Drew Taylor’s most recent play “[Howl]ing” was performed at The Arches on Tuesday 21st of October as part of Glasgay! as well as The Scottish Mental Health Film and Arts Festival. Involved were Drew Taylor, director based and living in Glasgow, along with actor David Rankine and slam poet Leyla Josephine. The show was beautifully narrated with folk music from Julia and the Doogans. The performance depicted post-referendum Scotland in a raw and completely honest way, portraying a generation; their attitudes before and after the result, the struggles they battle in modern life, and the idea that as a country, we will continue to stand together, no matter the division in opinion.

Taylor, taking inspiration from Allen Ginsberg’s poem ‘Howl’, written in 1955 San Francisco to dissect America at that time, created his own poem to deal with impact of the referendum on Scotland, and the wider economic and social problems we face in our society were referenced throughout. Drew Taylor took the iconic beat generation poem, which caused so much controversy at the time in which it was written, and used similar thematic and poetic elements to successfully portray the emotions and mental states of people in Scotland, only one month after the vote took place.

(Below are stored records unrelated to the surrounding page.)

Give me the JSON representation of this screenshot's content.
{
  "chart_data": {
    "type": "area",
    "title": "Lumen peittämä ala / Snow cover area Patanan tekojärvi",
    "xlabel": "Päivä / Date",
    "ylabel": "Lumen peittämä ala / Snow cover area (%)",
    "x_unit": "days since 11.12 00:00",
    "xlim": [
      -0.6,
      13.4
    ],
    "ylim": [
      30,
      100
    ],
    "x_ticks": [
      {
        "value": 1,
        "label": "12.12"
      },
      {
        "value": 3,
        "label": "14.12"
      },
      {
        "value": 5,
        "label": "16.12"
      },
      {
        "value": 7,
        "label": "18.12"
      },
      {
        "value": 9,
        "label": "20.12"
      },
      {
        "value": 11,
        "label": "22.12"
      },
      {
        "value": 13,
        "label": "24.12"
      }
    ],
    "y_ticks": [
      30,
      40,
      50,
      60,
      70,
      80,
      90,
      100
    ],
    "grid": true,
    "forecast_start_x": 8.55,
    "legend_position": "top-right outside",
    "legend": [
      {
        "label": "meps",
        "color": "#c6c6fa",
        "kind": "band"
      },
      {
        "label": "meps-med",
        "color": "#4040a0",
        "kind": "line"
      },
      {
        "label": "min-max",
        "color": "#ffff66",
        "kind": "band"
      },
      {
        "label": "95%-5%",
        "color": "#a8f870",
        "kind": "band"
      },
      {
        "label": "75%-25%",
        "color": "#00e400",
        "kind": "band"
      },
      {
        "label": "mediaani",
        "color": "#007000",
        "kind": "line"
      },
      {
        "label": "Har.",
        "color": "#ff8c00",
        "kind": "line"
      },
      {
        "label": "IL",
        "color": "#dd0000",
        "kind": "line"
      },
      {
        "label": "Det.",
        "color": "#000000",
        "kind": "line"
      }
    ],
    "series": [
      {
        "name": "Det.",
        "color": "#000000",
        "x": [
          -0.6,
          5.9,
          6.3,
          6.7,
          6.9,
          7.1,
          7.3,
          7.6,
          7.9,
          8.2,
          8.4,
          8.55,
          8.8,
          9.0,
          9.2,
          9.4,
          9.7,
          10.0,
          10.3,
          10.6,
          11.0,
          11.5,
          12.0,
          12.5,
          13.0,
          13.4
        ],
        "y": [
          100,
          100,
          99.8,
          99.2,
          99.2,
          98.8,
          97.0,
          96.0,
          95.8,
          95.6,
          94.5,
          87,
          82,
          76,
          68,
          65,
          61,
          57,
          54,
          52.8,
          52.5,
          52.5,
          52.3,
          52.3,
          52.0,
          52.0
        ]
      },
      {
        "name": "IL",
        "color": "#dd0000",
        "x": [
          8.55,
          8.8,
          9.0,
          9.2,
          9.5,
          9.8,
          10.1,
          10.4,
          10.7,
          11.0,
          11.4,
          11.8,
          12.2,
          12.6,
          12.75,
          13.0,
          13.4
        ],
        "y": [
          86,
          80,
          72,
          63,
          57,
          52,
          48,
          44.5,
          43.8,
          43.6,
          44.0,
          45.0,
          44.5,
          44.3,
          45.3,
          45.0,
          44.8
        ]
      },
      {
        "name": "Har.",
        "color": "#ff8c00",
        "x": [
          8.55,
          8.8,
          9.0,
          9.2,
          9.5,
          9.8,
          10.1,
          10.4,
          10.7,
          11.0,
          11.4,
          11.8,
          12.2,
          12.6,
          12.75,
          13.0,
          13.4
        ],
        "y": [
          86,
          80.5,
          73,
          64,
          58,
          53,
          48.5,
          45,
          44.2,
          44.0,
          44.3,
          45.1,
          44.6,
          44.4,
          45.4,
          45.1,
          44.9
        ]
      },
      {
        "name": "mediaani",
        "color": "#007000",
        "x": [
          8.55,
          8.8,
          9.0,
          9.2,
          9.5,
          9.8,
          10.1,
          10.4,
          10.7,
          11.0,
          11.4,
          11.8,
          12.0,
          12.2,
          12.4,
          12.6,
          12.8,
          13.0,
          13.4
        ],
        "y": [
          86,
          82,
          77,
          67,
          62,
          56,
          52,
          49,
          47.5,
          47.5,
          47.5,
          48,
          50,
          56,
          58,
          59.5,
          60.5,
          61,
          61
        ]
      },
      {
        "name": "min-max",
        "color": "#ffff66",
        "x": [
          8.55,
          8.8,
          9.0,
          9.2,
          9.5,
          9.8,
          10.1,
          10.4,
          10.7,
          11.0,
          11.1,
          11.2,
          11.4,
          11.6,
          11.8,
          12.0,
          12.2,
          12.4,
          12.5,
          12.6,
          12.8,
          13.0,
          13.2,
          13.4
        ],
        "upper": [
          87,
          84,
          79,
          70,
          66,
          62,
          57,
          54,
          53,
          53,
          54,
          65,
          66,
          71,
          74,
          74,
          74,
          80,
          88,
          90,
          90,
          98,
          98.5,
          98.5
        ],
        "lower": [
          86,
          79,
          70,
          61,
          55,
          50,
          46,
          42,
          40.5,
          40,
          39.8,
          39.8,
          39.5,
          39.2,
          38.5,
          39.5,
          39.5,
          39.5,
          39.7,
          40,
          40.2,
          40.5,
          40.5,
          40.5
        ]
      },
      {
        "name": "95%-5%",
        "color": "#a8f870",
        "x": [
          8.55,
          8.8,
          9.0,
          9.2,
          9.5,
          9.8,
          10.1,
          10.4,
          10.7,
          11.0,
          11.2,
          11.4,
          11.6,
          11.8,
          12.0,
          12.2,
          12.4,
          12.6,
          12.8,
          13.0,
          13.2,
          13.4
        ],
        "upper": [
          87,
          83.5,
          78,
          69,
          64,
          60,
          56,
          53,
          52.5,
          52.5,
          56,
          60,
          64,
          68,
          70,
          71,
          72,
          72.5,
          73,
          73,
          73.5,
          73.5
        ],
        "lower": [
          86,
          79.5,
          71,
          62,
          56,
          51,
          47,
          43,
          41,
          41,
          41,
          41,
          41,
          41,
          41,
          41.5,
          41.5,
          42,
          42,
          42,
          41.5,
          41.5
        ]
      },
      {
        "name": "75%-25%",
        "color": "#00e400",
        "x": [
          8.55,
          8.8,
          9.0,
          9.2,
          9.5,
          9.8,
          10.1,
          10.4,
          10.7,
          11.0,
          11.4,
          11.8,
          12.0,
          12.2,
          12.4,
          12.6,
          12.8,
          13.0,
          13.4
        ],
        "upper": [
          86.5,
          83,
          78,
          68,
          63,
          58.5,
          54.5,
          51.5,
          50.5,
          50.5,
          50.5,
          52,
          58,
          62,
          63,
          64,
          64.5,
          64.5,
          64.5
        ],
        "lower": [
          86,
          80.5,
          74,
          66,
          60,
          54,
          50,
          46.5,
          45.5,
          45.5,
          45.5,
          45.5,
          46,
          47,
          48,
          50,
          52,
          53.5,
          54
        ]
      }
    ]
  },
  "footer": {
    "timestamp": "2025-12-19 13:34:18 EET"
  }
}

The set for the show was simple, including only a bench and several rags of various Scottish tartans thrown randomly around the stage. This allowed the audience to focus solely on the words we were hearing, and the way the actors performed them. From the onset, it was informal, dynamic and extremely funny. Some could have argued the actors were under-rehearsed, but this simply underlined the immediacy of what was happening, the need for the words to be heard now, right now, reflecting what Scots are really feeling in this moment, with the vote being so recent and feelings so fresh.

For me the stand out performer was Drew Taylor himself who presented us with something so un-pretentious and real, which is often difficult to find. He delivered his lines with such technical precision throughout. The overall passion of all the actors was fantastic, and I suspect the emotion they brought to the stage, was in fact pulled from their own recent experiences. A perfect balance of “Yes” versus “No” competition, with the message always clear, no matter how you voted, we are still Scotland and we need to fight for something better.

The line “eat, excrete, repeat” was blunt and built enough anger to convey the situation of those in Scotland today, mountains of debt, dead-end jobs and wages so low, they cannot compete with the climbing cost of living. This harsh truth of reality that so many people in the audience could  comprehend, combined with continuous, perfectly timed jokes,  observations about our society and an abundance of dry wit, led to constant laughs and cheers. My favourite joke of the performance was, “We Scotland, are sorry for Andy Murray’s mum. We Scotland, are sorry for Andy Murray’s mum on Strictly Come Dancing!”

An overall brilliant performance that dug deep into the attitudes of Scottish people, and brought to the table the variety of emotions we are feeling today; anger, disappointment, relief, angst. But the message the audience left with was clear: Scotland has experienced a political awakening and we will not be divided, we will not back down.